The building also is home to a program DCCC developed in conjunction with the Boeing Co. to train workers in sheet-metal and composite-material fabrication for Boeing’s helicopter plant in Ridley, and houses the college’s process-technology program, which provides training for jobs at such places as Sunoco Inc.’s refineries.
Prior to opening the ATC, its programs were housed at the college’s Malin Road Center, a former vocational/technical school in Broomall.
The school was showing its age and DCCC wanted to bring the programs back to its main campus in Media so students would have easier access to its administrative offices and support services.
That, plus the fact that some of the labs on DCCC’s main campus dated to 1974 when the campus was constructed and couldn’t be upgraded in their existing locations, made the college decide to build the STEM Complex.
“The kids were coming out of high schools with better labs than we had,” Parker said.
The complex cost $60 million, most of which was used to construct the two buildings, but some of which is being used to convert some old labs on DVCC’s main campus into classrooms.
The college got about half the money from the state, with the rest coming from its local sponsors, which are 11 of the 15 school districts in Delaware County, students and private contributors, including SAP America Inc. in Newtown Square, Sunoco and Harrah’s Chester.
DVCC had hoped to raise $6.5 million from private contributors, but lowered that goal to $4.5 million and is still trying to reach that goal.
“We hope to raise money to continue to outfit the vacated spaces,” Parker said.
DVCC is an area pioneer in STEM education, having worked with another area proponent of it, the Delaware Valley Resource Center, for more than 20 years.
Tony Girifalco, the DVIRC’s executive vice president, said the STEM Complex is one of several complexes of its type opened by area schools in the past five years or so.

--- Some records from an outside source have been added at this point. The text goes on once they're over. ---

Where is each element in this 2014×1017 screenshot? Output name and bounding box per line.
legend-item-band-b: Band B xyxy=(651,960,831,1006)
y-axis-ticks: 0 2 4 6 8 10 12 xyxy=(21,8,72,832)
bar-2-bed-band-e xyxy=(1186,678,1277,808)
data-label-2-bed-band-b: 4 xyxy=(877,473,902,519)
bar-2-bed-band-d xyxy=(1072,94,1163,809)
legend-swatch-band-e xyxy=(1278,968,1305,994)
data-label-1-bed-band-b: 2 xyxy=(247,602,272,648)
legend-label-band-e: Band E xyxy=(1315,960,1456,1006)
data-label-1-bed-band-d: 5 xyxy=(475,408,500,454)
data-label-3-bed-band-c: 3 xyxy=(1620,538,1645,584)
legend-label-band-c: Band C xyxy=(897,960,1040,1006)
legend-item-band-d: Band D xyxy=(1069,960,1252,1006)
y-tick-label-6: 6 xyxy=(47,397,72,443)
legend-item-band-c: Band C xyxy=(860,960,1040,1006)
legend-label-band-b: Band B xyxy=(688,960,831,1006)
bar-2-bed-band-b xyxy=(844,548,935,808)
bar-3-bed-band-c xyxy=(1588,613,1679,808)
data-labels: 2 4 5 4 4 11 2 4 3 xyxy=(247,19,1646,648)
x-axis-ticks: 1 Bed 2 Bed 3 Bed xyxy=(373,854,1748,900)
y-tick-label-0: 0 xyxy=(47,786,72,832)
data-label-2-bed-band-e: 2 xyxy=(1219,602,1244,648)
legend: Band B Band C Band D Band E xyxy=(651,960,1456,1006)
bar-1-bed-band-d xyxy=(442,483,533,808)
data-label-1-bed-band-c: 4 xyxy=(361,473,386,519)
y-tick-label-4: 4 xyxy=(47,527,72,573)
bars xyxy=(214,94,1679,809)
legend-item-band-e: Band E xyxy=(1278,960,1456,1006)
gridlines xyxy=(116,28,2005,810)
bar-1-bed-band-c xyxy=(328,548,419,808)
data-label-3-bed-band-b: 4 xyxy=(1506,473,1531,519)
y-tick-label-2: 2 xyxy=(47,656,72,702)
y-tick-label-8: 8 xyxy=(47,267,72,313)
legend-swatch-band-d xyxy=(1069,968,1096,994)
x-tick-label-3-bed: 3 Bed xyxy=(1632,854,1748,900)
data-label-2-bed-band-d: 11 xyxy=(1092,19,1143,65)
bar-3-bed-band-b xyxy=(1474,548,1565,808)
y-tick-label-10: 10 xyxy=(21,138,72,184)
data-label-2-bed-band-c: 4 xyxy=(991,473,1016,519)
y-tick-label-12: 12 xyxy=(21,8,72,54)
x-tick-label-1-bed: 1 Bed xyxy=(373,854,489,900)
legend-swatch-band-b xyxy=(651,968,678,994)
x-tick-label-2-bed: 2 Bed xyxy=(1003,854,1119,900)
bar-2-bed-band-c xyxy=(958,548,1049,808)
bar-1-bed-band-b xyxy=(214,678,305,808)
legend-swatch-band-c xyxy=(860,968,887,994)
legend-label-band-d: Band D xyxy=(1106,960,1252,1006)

The others include the Advanced Technology Center at Montgomery County Community College, Community College of Philadelphia’s Center for Business and Industry and the Antoinette Iadarola Center for Science, Education and Technology at Cabrini College.
“It’s a great step for the college and for the region and calling it a STEM Center or a STEM Complex gives you a visible, tangible thing that draws attention to the importance of STEM … education,” Girifalco said. “We’re very excited about it.”